September 14, 2016
TORONTO — The Ontario Teachers' Federation (OTF) and the Ontario Government, joint sponsors of the $171.4 billion Ontario Teachers' Pension Plan (Teachers'), will use a portion of the $13.2 billion surplus in the Plan (as of January 1, 2016) to partially restore inflation protection for teachers who retired after 2009.
"Conditional inflation protection has proven to be an effective tool for managing Plan deficits and now, for the third year in a row, the sponsors will use some of the surplus to partially restore indexing that pensioners lost in recent years," said OTF President Mike Foulds. "The remainder of the surplus will be kept in reserve to provide benefit and contribution rate stability against future funding challenges such as low interest rates and increasing longevity, both of which increase the Plan's liabilities."
Pensioners who retired after 2009 will receive a one-time increase in January 2017 to restore their pensions to the levels they would have been at, had full inflation protection been provided each year since they retired.
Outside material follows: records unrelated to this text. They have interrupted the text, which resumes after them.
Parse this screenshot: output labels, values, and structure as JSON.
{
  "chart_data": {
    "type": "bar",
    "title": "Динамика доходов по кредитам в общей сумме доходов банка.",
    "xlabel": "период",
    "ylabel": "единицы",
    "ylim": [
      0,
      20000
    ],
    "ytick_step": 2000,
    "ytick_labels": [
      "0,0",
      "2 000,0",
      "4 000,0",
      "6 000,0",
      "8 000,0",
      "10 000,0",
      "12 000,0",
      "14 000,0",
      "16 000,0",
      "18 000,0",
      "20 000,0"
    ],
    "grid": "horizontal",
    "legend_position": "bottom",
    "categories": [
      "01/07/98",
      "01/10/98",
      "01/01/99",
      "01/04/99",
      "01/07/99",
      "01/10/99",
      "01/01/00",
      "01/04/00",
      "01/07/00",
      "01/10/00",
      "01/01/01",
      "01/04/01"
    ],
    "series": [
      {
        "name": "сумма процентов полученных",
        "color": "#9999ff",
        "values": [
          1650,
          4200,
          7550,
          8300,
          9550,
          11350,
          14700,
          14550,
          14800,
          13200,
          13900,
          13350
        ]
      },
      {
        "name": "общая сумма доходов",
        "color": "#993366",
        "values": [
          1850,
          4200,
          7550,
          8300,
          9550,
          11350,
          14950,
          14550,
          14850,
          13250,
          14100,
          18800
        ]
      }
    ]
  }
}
They will also receive a slightly higher inflation increase next year for the portion of their pensions earned after 2009. Cost-of-living increases for this portion of pension credit will equal 90% of the annual increase in the Consumer Price Index (CPI), up from the current level of 70%. Pension credits earned before 2010 remain fully inflation-protected.
Pensioners who retired before 2010 are unaffected by these latest changes because pension credits earned before 2010 receive full inflation protection. Working members are also unaffected because annual inflation adjustments are determined after retirement.
Last March, Teachers' reported its third surplus in a decade. A preliminary funding valuation showed that the Plan was 107% funded at the beginning of 2016, based on current benefits and contribution rates.
With $171.4 billion in net assets as of December 31, 2015, the Ontario Teachers' Pension Plan is the largest single-profession pension plan in Canada. An independent organization, it invests the pension fund's assets and administers the defined benefit pensions of 316,000 active and retired teachers in Ontario.
The Ontario Teachers' Federation is the advocate for the teaching profession in Ontario and for its 160,000 teachers. OTF members are full-time, part-time and occasional teachers in all publicly funded schools in the province – elementary, secondary, public, Catholic and francophone.